И это помнили поредевшие в гражданскую войну старожилы.
Так что деду надо было доверять.
На Благуше не любили постановлений о человеке - хороший, плохой, глупый, умный и прочее. На Благуше долго прицеливались, а потом давали прозвище. И это уже на всю жизнь.
Поэтому, когда дед обозвал Нюшку миногой, все поняли - тут дело непросто.
А тогда слово "простой" стало синонимом слова "хороший". Кто простой, тот хороший, а кто непростой, тот плохой человек, который чего-то там темнит, наводит тень на плетень, много на себя берет.
И вдруг застрявший в окне дед Филиппов услышал разговор. В разговоре участвовали домоуправ - мужчина с эскимосским профилем и две женщины-активистки, которые состояли в комиссии (какая комиссия - никто не знал, но только так и говорили - "комиссия", "вот комиссия придет", "нужно вызвать комиссию").
Дед услышал, как они сказали:
– Мы люди простые.
И захохотал.
– Это вы-то люди простые, о господи!
А они-то думали, что он давно пьяный - принял свои шестьсот и остекленел.
Все было гладко до этого момента, а тут вдруг не заметили, как получился спор. До этого были поминки как поминки, а тут вдруг стали принципиальными. "Принципиально" - любимое слово нового домоуправа: "принципиально я за", "принципиально я не против", "я возражаю принципиально".
Прежний домоуправ был жулик, это все понимали, и никто его добром не поминал, покойника, - сам себя укатал в могилу и Чирея погубил. Он был непринципиальный, а этот - принципиальный. Тоже, конечно, жулик, но в такой области, где его и не уловишь. Тот был попроще, у того все было понятно - бочкотара, тес, толь для сараев - в общем, до первой ревизии. А у этого какая могла быть ревизия, если он жульничал в области идей и лозунгов. Ну, короче говоря, этот домоуправ мог найти крамолу даже в манной каше.
И вот дед Филиппов высказался:
– Какие же вы простые, о господи! - и грубо захохотал.
И это был такой живой хохот, и так он выпадал из всего, что происходило на принципиальных поминках, что домоуправ только посмотрел на двух женщин из комиссии, и они определили деда:
– Пьяница.
А пьяница - это не принципиально. На пьяницу есть милиция и начальник райотдела Соколов.
И тут к окну протиснулась Зинка Баканова.

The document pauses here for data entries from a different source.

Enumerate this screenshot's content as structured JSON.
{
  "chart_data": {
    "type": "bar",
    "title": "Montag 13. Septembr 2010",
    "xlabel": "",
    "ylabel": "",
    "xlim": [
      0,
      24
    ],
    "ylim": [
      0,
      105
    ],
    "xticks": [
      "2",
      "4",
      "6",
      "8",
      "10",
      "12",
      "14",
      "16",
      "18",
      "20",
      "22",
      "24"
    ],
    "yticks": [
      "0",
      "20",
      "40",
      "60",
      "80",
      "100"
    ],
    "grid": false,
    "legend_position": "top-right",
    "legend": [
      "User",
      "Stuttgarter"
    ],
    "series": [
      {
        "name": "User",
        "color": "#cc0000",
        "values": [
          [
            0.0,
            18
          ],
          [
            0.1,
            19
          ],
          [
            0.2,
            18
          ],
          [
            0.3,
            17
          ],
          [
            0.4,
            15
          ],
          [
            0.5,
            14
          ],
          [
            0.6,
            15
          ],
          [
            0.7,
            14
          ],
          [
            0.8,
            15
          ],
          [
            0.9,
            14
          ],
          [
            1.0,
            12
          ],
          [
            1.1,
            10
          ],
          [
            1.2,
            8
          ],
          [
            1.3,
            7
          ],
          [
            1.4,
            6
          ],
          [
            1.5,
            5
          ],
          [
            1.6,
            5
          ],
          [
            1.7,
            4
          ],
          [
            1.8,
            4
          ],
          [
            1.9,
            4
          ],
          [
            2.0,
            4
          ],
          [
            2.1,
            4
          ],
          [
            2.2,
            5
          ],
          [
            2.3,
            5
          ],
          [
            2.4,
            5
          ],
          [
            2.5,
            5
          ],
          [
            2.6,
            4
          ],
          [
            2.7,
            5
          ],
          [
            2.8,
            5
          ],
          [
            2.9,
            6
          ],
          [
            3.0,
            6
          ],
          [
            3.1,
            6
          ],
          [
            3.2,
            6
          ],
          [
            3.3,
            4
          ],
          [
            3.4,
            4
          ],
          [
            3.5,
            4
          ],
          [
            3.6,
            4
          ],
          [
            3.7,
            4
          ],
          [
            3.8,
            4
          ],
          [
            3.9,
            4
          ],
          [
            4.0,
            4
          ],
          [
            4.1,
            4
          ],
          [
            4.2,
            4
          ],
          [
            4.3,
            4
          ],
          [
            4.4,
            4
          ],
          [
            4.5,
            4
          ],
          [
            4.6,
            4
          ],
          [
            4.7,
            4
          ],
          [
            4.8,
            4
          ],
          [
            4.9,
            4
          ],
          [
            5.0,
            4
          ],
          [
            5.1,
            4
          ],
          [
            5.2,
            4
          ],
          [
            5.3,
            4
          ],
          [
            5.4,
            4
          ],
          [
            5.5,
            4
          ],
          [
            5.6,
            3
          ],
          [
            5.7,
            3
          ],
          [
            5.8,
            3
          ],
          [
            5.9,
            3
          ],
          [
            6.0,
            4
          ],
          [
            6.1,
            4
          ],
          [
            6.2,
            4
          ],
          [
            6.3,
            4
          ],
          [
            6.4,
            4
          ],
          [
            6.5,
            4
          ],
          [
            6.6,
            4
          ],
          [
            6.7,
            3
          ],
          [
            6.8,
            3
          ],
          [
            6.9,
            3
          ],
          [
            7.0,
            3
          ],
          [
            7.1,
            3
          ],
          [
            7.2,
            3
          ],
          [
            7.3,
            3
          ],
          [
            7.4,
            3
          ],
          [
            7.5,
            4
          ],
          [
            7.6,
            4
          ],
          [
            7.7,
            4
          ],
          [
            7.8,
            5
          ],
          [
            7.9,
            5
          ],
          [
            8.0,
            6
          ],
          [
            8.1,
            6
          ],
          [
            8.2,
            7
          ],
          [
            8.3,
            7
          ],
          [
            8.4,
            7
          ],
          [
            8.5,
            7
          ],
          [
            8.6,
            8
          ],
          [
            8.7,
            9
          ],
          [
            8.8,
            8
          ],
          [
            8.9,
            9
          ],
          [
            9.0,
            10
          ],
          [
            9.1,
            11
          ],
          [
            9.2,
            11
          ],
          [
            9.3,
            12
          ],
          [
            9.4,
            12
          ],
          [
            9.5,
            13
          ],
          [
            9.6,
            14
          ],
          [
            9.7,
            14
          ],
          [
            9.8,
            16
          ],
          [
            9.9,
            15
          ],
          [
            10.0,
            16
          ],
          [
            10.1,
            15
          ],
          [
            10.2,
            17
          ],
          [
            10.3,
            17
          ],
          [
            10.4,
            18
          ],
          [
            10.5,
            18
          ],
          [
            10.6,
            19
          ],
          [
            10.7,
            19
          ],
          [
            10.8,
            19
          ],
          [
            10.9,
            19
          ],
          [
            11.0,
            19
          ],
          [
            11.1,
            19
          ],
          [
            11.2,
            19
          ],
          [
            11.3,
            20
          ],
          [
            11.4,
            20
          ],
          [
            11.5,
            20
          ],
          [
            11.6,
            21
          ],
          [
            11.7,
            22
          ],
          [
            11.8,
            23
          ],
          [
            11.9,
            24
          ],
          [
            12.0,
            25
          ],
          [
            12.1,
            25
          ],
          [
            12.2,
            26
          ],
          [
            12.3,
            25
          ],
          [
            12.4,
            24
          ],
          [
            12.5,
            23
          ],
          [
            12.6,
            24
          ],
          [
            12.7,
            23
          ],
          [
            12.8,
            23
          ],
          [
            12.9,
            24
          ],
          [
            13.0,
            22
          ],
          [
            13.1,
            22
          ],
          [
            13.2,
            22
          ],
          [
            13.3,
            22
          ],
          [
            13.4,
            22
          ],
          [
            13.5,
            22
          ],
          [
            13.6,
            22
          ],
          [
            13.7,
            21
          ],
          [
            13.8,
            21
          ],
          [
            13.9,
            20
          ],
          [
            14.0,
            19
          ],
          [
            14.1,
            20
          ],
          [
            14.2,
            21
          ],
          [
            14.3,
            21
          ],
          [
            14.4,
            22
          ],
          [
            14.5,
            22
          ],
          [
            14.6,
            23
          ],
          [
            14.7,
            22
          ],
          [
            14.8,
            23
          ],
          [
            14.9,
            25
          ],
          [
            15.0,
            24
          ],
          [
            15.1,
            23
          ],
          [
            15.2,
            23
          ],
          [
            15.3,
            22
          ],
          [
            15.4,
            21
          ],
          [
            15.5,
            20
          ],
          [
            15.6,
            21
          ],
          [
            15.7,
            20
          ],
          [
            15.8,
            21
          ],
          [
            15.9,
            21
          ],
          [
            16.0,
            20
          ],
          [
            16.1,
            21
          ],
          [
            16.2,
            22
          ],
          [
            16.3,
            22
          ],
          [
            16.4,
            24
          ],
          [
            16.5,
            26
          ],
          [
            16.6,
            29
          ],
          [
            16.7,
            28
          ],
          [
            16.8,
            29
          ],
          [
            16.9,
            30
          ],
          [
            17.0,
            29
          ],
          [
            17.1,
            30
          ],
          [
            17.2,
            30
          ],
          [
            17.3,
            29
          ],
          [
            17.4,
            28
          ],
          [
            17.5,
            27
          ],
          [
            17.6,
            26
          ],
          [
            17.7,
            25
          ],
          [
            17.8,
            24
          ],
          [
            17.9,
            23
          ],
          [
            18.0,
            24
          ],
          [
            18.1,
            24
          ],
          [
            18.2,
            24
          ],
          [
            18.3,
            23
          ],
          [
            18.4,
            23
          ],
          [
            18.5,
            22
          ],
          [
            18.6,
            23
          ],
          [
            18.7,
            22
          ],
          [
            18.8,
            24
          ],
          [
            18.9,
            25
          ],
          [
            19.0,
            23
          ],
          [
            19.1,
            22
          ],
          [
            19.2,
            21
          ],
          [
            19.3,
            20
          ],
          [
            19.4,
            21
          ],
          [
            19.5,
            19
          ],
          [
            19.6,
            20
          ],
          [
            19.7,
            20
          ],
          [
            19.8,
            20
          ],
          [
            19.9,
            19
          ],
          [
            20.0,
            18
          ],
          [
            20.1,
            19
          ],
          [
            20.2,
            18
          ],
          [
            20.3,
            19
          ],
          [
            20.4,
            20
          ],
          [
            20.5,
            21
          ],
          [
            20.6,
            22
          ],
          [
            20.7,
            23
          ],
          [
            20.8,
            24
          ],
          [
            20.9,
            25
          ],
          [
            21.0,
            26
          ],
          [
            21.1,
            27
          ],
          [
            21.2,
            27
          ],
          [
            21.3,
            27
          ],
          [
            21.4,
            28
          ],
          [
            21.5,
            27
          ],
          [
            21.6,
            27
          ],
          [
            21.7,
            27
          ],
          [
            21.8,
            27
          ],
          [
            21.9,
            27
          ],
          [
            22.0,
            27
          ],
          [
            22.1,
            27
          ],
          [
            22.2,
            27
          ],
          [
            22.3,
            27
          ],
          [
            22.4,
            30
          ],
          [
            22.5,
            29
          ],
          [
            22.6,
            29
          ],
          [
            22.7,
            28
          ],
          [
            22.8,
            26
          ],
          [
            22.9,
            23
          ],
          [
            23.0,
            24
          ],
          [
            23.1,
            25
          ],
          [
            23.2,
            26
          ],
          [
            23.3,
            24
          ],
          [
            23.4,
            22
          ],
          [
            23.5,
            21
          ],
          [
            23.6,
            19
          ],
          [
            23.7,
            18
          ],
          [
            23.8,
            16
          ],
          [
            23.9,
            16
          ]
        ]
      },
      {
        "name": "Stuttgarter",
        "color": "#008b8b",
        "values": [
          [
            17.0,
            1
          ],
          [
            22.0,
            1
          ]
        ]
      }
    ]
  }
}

– Нюша, не тронь деда, - сказала она.
Она была некрасивая. У нее был курносый нос и большой нахальный рот, как у всех Бакановых, - там были еще три брата: двое старших и один младший, и никакой неопределенности не было в судьбе этой семьи - завод "Мостяжарт" или "АТЭ-1", металлисты, слесаря или лекальщики - как только подрастут и перебесятся, отгуляют свою весну со шпаной, отпоют меланхолические песни, отдежурят с папиросками на углу Майорова и Семеновской, возле пожарного сигнала со стеклышком.
Зинка была некрасивая и нахальная, ее уже начинали тискать на лестницах, и она хохотала истошно и была как трава на краю асфальта, колючая и неистребимая, но, когда Гошку спросили панченские, кто у вас самая красивая шмара, он, не колеблясь, ответил: Зинка. Над ним посмеялись и не поверили, а за Зинкой почему-то незаметно для себя потянулись хвостом. У Гошки и потом так бывало, что ему сначала не верили, а потом говорили - не ты первый сказал. Как выяснилось через двадцать лет, Зинка была похожа на Бриджит Бардо, только без неврастении.
– А ну, пусти руки, кикимора болотная, - деловито сказала она Миноге. - А то врежу между глаз.
А Гошка сунул пальцы в рот и свистнул. Он уже умел.
– Шпана, - сказала Нюшка. - Ворье проклятое.
А дед перелез через подоконник во двор.
– Расходитесь, расходитесь, - призывал домоуправ.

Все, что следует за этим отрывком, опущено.